Museum complex

Masquerade sleigh

Russia
The Second Quarter of the XVIII Century
Российская империя XVIII в.
Wood, levkas, tempera, lacquer, metal, velvet, braid, linen, silk threads; carpentry, carving, painting, gilding, metalwork, forging, weaving, embroidery
166,0 х 194,0 х 120,0 сm
Receipt: from the Museum of Furneture in1926
Open storage

Fancy sleigh was an obligatory element for a popular entertainment of the highest class of Russian society in the XVIII Century. During the Christmas and Shrovetide festivities at the Imperial court usually were organized ceremonial masquerade parades and rides. Special vehicles were made for those rides – masquerade (fancy) sleigh. Often such rides were united by a definite theme, sometimes related to specific political or social circumstances. The building of the masquerade sleigh was entrusted to the best craftsmen and artists of the time. Those vehicles were meant for not just safe and easy ride, but they were also supposed to confirm the refined taste and wealth of their riders. Corteges of sleighs full of ladies and gentlemen in masks moved through the main streets of the cities; the passengers manifested to each other and pedestrian townspeople that were crowding around, how exquisite were their outfits and how beautiful were their rides.

More information...

Masquerade sleigh with a body in a shape of a floating Swan are a unique example of such vehicles. It was made for the court amusements in the last years of reign of Empress Anna Ioannovna (1730-1740). The sleigh is decorated with intricate carving and multi-colored painting. The figures of putti (A putto (Italian: ˈputto; plural putti) is a figure in a work of art depicted as a chubby male child, usually naked and sometimes winged. Originally limited to profane passions in symbolism, the putto came to represent the sacred cherub (plural cherubs) (plural cherubim); and in the Baroque period of art, the putto came to represent the omnipresence of God. A putto representing a cupid is also called an amorino (plural amorini)) bizarrely posted by an artist along the body of the sledge, some of them are presented playing horns.
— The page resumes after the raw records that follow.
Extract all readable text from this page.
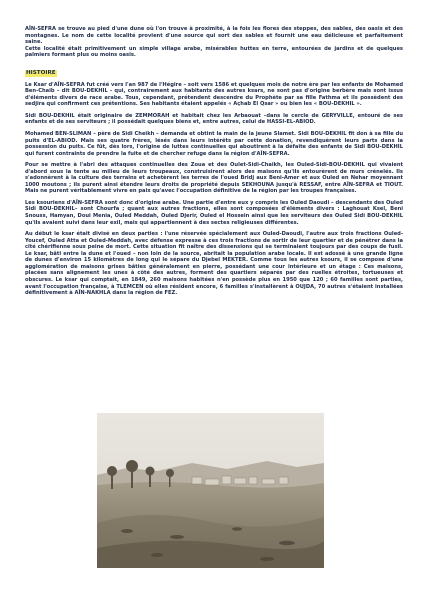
AÏN-SEFRA se trouve au pied d'une dune où l'on trouve à proximité, à la fois les flores des steppes, des sables, des oasis et des montagnes. Le nom de cette localité provient d'une source qui sort des sables et fournit une eau délicieuse et parfaitement saine.

Cette localité était primitivement un simple village arabe, misérables huttes en terre, entourées de jardins et de quelques palmiers formant plus ou moins oasis.

HISTOIRE

Le Ksar d'AÏN-SEFRA fut créé vers l'an 987 de l'Hégire – soit vers 1586 et quelques mois de notre ère par les enfants de Mohamed Ben-Chaib – dit BOU-DEKHIL - qui, contrairement aux habitants des autres ksars, ne sont pas d'origine berbère mais sont issus d'éléments divers de race arabe. Tous, cependant, prétendent descendre du Prophète par sa fille Fathma et ils possèdent des sedjira qui confirment ces prétentions. Ses habitants étaient appelés « Açhab El Qsar » ou bien les « BOU-DEKHIL ».

Sidi BOU-DEKHIL était originaire de ZEMMORAH et habitait chez les Arbaouat –dans le cercle de GERYVILLE, entouré de ses enfants et de ses serviteurs ; il possédait quelques biens et, entre autres, celui de HASSI-EL-ABIOD.

Mohamed BEN-SLIMAN – père de Sidi Cheikh – demanda et obtint la main de la jeune Slamet. Sidi BOU-DEKHIL fit don à sa fille du puits d'EL-ABIOD. Mais ses quatre frères, lésés dans leurs intérêts par cette donation, revendiquèrent leurs parts dans la possession du puits. Ce fût, dès lors, l'origine de luttes continuelles qui aboutirent à la défaite des enfants de Sidi BOU-DEKHIL qui furent contraints de prendre la fuite et de chercher refuge dans la région d'AÏN-SEFRA.

Pour se mettre à l'abri des attaques continuelles des Zoua et des Oulet-Sidi-Chaikh, les Ouled-Sidi-BOU-DEKHIL qui vivaient d'abord sous la tente au milieu de leurs troupeaux, construisirent alors des maisons qu'ils entourèrent de murs crénelés. Ils s'adonnèrent à la culture des terrains et achetèrent les terres de l'oued Bridj aux Beni-Amer et aux Ouled en Nehar moyennant 1000 moutons ; ils purent ainsi étendre leurs droits de propriété depuis SEKHOUNA jusqu'à RESSAF, entre AÏN-SEFRA et TIOUT. Mais ne purent véritablement vivre en paix qu'avec l'occupation définitive de la région par les troupes françaises.

Les ksouriens d'AÏN-SEFRA sont donc d'origine arabe. Une partie d'entre eux y compris les Ouled Daoudi – descendants des Ouled Sidi BOU-DEKHIL– sont Chourfa ; quant aux autres fractions, elles sont composées d'éléments divers : Laghouat Ksel, Beni Snouss, Hamyan, Doui Menia, Ouled Meddah, Ouled Djerir, Ouled el Hossein ainsi que les serviteurs des Ouled Sidi BOU-DEKHIL qu'ils avaient suivi dans leur exil, mais qui appartiennent à des sectes religieuses différentes.

Au début le ksar était divisé en deux parties : l'une réservée spécialement aux Ouled-Daoudi, l'autre aux trois fractions Ouled-Youcef, Ouled Atta et Ouled-Meddah, avec défense expresse à ces trois fractions de sortir de leur quartier et de pénétrer dans la cité chérifienne sous peine de mort. Cette situation fit naître des dissensions qui se terminaient toujours par des coups de fusil. Le ksar, bâti entre la dune et l'oued – non loin de la source, abritait la population arabe locale. Il est adossé à une grande ligne de dunes d'environ 15 kilomètres de long qui le sépare du Djebel MEKTER. Comme tous les autres ksours, il se compose d'une agglomération de maisons grises bâties généralement en pierre, possédant une cour intérieure et un étage : Ces maisons, placées sans alignement les unes à côté des autres, forment des quartiers séparés par des ruelles étroites, tortueuses et obscures. Le ksar qui comptait, en 1849, 260 maisons habitées n'en possède plus en 1950 que 120 ; 60 familles sont parties, avant l'occupation française, à TLEMCEN où elles résident encore, 6 familles s'installèrent à OUJDA, 70 autres s'étaient installées définitivement à AÏN-NAKHLA dans la région de FEZ.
This is the implementation of a popular plot "The Cupids with trumpets and others, floating on swans and fighting", published in the book "The Symbols and Emblems". The set of all elements of the ornament in decoration of the vehicle, including the shape of its body, present artistically complete composition, which was also united by understandable to contemporaries meaning. It is formulated in the motto to the emblem:"One Must surrender to love". The semantics of the decoration of the sleigh confines with the theme of many festivals and amusements of the first half of the XVIII Century, which became a model of courtly Russian court culture.